Why do we not trust school trustees?
Trustees are the “accountability link” between school boards and the community, says former Ontario education minister Dave Cooke. If they aren’t prepared to speak to the media, which represents the public, it reinforces the idea that they don’t understand their role, he adds.
Cooke, who served as education minister in Bob Rae’s NDP government and is a former Windsor school trustee, said trustees across Ontario seem to be struggling with “what they really exist for.”
Amendments brought in by the Liberal government while Kathleen Wynne was education minister, he said, were meant to clarify and strengthen the role of trustees, but most have never taken on that responsibility.
Passive and silent trustees are a symptom of a power vacuum that board administration often moves in to fill, Cooke said.
School board communications policies have become issues across the country, with some saying they have been explicitly told not to speak to the media. In Ottawa, Catholic board trustees were unavailable to speak to the Citizen about the controversy that erupted when the principal of a Catholic elementary school vetoed a planned Grade 6 project on gay rights.
The board’s policy is that the board chair or director speaks to the media, although only the board’s director and none of the publicly elected trustees was made available to speak to reporters. The board’s head of communications said individual trustees could speak to members of the public, just not to the media.
The province, meanwhile, has appointed a consultant to investigate the Toronto District School Board after questions about accountability and transparency resulting in what has been called a toxic relationship between the director and trustees. Ontario Education Minister Liz Sandals said the board has been plagued with “confrontation, obfuscation and a lack of communication.”
The transparency issues have some questioning whether trustees who won’t speak publicly about their views and whose statements come from administrative communications staff serve any purpose.
There has even been talk that governance of school boards has to change, said Cooke, with some suggesting the creation of hybrid school boards, with some elected trustees and others who are appointed.
Meanwhile, he said, any board of directors, whether a corporate board or school trustees, “should be looking at objectives and holding the CEO’s feet to the fire.”
If that doesn’t happen, he said, “the public loses and they don’t know why they should vote for the school board.”

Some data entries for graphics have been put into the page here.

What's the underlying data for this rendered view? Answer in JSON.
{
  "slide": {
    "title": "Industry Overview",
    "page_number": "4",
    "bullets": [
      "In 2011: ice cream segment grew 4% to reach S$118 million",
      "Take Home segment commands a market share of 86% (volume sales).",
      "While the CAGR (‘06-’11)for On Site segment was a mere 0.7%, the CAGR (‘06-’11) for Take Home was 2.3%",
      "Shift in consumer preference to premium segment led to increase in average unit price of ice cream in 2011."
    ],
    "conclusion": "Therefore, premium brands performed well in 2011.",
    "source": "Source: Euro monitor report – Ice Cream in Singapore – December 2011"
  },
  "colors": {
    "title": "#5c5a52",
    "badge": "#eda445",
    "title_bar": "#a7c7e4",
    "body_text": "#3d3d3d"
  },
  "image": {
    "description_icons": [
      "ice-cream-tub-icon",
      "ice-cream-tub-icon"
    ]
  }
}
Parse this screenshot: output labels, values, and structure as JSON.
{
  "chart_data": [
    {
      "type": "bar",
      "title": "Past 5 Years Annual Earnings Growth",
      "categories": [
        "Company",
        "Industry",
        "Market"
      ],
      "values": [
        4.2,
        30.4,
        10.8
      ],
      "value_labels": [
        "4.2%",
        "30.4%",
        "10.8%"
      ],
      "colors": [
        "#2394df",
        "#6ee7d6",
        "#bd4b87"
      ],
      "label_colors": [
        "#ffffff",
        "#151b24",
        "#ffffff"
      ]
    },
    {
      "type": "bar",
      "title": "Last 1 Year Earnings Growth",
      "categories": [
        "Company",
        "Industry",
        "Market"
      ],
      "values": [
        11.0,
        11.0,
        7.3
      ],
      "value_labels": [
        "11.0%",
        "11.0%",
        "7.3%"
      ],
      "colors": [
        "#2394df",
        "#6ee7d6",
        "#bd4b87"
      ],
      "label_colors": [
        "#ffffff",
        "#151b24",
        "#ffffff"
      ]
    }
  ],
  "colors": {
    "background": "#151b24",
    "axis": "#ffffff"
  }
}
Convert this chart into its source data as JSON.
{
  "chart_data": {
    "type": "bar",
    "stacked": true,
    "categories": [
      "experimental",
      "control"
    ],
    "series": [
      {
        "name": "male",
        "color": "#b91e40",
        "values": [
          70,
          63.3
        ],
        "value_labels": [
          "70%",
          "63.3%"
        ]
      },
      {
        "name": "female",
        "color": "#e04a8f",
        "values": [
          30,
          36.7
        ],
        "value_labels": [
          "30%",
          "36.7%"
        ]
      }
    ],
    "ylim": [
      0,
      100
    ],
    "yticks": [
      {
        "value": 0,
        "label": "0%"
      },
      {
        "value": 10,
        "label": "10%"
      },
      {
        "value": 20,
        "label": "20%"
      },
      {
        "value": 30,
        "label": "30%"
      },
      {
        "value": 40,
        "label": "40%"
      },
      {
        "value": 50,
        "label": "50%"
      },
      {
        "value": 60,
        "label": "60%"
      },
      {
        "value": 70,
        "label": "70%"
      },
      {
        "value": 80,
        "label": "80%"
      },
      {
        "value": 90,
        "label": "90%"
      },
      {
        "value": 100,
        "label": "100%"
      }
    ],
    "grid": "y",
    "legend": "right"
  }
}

Changes to the Education Act introduced in 2009 were aimed at strengthening school board governance. Under the Act, trustees are mandated to monitor the performance of their board’s director of education, promote student achievement and well-being, and communicate board decisions to members of the community, among other things.
Cooke said part of the role should be to oversee an annual update presented by board administration showing quality indicators and plans for improvement. Cooke said such a report could be a “state of education in the community” report. Trustees’ roles would be to help the community understand the measures and hold the administration to those quality standards. But it is something most boards have not taken up, he said.